The year 1877 in science and technology involved some significant events, listed below.

Events
 June 19 – Eadweard Muybridge successfully produces a fast-motion sequence of photographs showing a horse in movement, Sallie Gardner at a Gallop, using multiple cameras at Palo Alto, California, demonstrating that a running horse has all four legs lifted off the ground at once. The sequence could be run on a Zoopraxiscope.

Astronomy
 August 12 – American astronomer Asaph Hall discovers Deimos, the smaller of the two moons of Mars. On August 18, he discovers the larger, Phobos.

Cartography
 Peirce quincuncial projection devised by Charles Sanders Peirce.

Chemistry
 Ludwig Boltzmann establishes statistical derivations of many important physical and chemical concepts, including entropy, and distributions of molecular velocities in the gas phase.

Earth sciences
 June 26 – Volcanic eruption of Cotopaxi in Ecuador.

History of science
 Dr. August Eisenlohr publishes the first translation and study of the Rhind Mathematical Papyrus.
 American railroad lawyer and ethnologist Lewis H. Morgan publishes Ancient Society, linking social progress with technological change.

Mathematics
 Georg Cantor advances the continuum hypothesis.

Medicine
 October 2 – Berlin urologist Maximilian Nitze and Viennese instrument-maker Josef Leiter introduce the first practical cystourethroscope with an electric light source.
 Adolph Kussmaul first describes dyslexia as "word-blindness".
 William Macewen at the Glasgow Royal Infirmary develops the first bone grafts, and also performs knee surgery using a special instrument (Macewen's osteotome), for the treatment of rickets.
 Patrick Manson studies animal carriers of infectious diseases.

Physics
 Ludwig Boltzmann states the relationship between entropy and probability.

Technology
 March 28 – Frederick Wolseley is granted his first patent for a sheep shearing machine.
 April 30 – French poet Charles Cros describes a method of recording sound, the Paleophone.
 June – Emile Berliner files a patent for a "combined telegraph and telephone" incorporating a microphone. 
 June 20 – Alexander Graham Bell installs the world's first commercial telephone service in Hamilton, Ontario.
 September 4 – Louis Brennan patents the Brennan torpedo.
 October – Emile Berliner files a patent for a telephone with induction coils.
 November 4 – Opening of Gustave Eiffel's Maria Pia Bridge carrying the railway across the Douro into Porto, Portugal.
 November 29 – Thomas Edison first demonstrates his phonograph sound recording machine.
 December 13 – Thomas Edison files a patent for "telephones or speaking-telegraphs" incorporating a microphone.
 Surveyor and inventor George R. Carey of Boston, Massachusetts, creates a selenium telectroscope — a camera that can project a moving image to a distant point, an ancestor of television.
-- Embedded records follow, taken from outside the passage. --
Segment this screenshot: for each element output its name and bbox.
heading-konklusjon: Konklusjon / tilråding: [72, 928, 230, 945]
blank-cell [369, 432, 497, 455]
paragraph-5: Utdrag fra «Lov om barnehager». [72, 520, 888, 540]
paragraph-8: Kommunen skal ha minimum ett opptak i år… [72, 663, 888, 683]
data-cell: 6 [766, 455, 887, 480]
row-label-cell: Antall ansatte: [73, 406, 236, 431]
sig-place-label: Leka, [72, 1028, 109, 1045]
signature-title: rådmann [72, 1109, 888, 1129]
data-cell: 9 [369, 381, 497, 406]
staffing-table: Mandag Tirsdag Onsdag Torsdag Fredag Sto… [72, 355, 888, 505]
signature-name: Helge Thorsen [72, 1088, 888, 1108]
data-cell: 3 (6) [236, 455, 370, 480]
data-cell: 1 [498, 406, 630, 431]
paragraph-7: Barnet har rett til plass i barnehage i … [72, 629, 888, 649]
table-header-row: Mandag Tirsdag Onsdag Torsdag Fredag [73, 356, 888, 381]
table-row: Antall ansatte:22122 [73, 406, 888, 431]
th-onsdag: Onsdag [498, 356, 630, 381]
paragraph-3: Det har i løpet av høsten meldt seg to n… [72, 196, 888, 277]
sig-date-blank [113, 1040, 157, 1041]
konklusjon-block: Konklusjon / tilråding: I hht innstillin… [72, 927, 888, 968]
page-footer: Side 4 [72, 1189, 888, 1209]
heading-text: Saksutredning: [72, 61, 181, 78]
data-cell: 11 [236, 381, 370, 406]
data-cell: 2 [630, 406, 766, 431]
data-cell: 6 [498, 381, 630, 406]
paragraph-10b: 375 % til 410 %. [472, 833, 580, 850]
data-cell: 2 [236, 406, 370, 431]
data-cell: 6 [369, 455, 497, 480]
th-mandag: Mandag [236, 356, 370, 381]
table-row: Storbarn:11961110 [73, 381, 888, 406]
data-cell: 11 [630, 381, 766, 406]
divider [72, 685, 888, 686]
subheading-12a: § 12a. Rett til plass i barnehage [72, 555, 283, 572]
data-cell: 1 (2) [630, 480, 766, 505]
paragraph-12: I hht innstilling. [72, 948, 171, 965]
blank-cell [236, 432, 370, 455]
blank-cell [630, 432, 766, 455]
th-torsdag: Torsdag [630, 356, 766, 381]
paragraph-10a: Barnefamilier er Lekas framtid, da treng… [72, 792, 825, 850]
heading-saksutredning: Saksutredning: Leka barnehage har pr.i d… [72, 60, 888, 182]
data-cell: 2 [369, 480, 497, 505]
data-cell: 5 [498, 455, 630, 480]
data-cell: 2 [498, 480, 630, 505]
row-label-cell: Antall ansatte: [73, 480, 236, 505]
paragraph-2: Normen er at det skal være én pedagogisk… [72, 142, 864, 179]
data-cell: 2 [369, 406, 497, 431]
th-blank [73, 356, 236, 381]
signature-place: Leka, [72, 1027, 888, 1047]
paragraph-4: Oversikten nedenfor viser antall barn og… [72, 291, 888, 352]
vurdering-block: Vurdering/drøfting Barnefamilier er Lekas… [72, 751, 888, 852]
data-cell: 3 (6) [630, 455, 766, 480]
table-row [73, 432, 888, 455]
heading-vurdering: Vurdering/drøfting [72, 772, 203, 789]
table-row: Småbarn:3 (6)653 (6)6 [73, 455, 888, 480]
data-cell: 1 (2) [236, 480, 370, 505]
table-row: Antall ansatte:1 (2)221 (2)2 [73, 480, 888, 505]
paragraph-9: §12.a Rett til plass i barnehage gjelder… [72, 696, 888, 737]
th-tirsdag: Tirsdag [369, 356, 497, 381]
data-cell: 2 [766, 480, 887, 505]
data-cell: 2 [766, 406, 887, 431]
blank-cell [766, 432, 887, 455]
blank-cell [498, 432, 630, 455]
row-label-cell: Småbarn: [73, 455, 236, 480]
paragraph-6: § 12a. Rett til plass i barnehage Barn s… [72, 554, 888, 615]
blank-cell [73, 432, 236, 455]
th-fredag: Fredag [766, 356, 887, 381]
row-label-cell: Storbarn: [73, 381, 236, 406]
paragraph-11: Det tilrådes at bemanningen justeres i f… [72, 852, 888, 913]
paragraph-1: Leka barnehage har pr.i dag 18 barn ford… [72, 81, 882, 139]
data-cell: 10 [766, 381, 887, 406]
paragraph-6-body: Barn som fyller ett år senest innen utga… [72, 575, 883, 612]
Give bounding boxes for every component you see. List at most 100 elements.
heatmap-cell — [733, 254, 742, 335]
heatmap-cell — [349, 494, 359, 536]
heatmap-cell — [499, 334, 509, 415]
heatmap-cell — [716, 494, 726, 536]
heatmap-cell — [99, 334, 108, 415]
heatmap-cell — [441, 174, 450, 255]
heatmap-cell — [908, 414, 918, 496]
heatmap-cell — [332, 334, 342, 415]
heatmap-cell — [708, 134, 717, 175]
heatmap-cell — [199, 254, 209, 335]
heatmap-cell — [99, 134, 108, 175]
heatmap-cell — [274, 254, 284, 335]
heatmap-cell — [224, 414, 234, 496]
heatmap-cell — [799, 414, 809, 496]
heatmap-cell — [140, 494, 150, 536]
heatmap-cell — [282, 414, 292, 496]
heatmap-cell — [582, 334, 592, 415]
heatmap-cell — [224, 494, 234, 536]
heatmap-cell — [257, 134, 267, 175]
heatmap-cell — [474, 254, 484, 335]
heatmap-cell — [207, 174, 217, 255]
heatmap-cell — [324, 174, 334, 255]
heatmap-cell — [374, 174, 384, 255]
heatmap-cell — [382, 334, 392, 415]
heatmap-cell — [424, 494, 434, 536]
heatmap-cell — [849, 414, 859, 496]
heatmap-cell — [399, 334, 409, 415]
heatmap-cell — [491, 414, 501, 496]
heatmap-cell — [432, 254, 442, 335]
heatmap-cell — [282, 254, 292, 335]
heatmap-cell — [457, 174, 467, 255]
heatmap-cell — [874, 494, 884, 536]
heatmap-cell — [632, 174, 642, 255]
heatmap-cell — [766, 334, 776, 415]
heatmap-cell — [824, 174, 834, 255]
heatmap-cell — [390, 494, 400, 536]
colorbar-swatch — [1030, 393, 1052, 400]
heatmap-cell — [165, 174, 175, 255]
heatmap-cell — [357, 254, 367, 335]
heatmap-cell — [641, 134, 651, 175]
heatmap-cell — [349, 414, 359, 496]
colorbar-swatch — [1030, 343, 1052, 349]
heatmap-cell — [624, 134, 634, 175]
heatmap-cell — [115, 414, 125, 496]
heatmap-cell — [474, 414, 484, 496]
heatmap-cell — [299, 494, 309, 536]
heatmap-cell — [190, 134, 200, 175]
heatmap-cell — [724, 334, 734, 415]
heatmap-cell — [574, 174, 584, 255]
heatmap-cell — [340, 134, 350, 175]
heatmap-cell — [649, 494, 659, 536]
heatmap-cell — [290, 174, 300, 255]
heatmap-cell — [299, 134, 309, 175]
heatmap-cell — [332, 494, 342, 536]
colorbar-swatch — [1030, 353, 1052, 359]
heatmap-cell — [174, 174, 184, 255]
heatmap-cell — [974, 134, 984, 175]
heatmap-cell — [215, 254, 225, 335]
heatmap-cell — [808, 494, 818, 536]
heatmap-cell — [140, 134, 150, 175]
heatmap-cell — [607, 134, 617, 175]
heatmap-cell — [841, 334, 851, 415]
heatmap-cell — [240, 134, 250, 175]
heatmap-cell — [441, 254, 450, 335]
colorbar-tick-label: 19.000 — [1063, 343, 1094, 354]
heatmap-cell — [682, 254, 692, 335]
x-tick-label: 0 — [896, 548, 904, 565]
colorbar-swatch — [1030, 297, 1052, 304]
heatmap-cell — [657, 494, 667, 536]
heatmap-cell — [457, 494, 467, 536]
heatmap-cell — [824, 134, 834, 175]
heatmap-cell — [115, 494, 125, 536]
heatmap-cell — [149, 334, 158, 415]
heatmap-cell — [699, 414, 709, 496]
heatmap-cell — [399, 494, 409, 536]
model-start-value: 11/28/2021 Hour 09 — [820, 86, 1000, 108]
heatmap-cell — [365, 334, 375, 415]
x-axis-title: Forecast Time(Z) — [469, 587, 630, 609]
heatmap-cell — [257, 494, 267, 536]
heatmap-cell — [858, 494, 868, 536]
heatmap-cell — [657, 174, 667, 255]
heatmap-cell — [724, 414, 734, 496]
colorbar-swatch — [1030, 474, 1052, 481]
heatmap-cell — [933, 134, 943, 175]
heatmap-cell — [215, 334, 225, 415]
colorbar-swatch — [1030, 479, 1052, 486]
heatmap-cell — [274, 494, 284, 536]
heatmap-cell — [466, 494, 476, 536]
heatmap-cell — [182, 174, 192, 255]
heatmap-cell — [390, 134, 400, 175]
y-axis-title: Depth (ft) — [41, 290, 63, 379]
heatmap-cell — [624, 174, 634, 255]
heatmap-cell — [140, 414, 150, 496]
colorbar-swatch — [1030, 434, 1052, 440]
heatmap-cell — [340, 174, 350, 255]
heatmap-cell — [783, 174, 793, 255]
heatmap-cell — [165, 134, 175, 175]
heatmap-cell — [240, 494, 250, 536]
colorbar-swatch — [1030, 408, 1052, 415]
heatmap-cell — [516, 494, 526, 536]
Constantin Senlecq of Ardres, France, develops the same idea independently at about the same time.

Publications
 Zeitschrift für Physiologische Chemie is founded by Felix Hoppe-Seyler.

Awards
 Copley Medal: James Dwight Dana
 Wollaston Medal: Robert Mallet

Births
 February 2 – Margarete Zuelzer (died 1944), German microbiologist.
 February 7 – G. H. Hardy (died 1947), English mathematician.
 March 16 – Thomas Wyatt Turner (died 1978), American civil rights activist, biologist and educator; first black person ever to receive a doctorate from Cornell.
 April 5 – Walter Sutton (died 1916), American geneticist and surgeon.
 April 24 – José Ingenieros (died 1925), Argentine polymath.
 June 14 – Ida Maclean, born Ida Smedley (died 1944), English biochemist.
 September 1 – Francis William Aston (died 1945), English chemist, Nobel Prize laureate.
 September 2 – Frederick Soddy (died 1956), English physical chemist.
 September 11 – James Hopwood Jeans (died 1946), English mathematician.
 September 13 – Wilhelm Filchner (died 1957), German explorer.
 October 21 – Oswald Avery (died 1955), Canadian American bacteriologist.
 October 25 – Henry Norris Russell (died 1957), American astronomer.
 November 3 – Rosalie Edge (died 1962), American conservationist.

Deaths
 January 2 – Alexander Bain (born 1810), Scottish inventor.
 January 12 – Wilhelm Friedrich Benedikt Hofmeister (born 1824), German botanist.
 February 8 – Charles Wilkes (born 1798), American navigator.
 May 5 – Joseph Bienaimé Caventou (born 1795), French chemist.
 June 3 – Ludwig von Köchel (born 1800), Austrian musicologist and botanist.
 September 17 – H. Fox Talbot (born 1800), English pioneer of photography.
 September 23 – Urbain Le Verrier (born 1811), French astronomer.
 September 26 – Hermann Günther Grassmann (born 1809), German mathematician.
 Choe Han-gi (born 1803), Korean philosopher of science.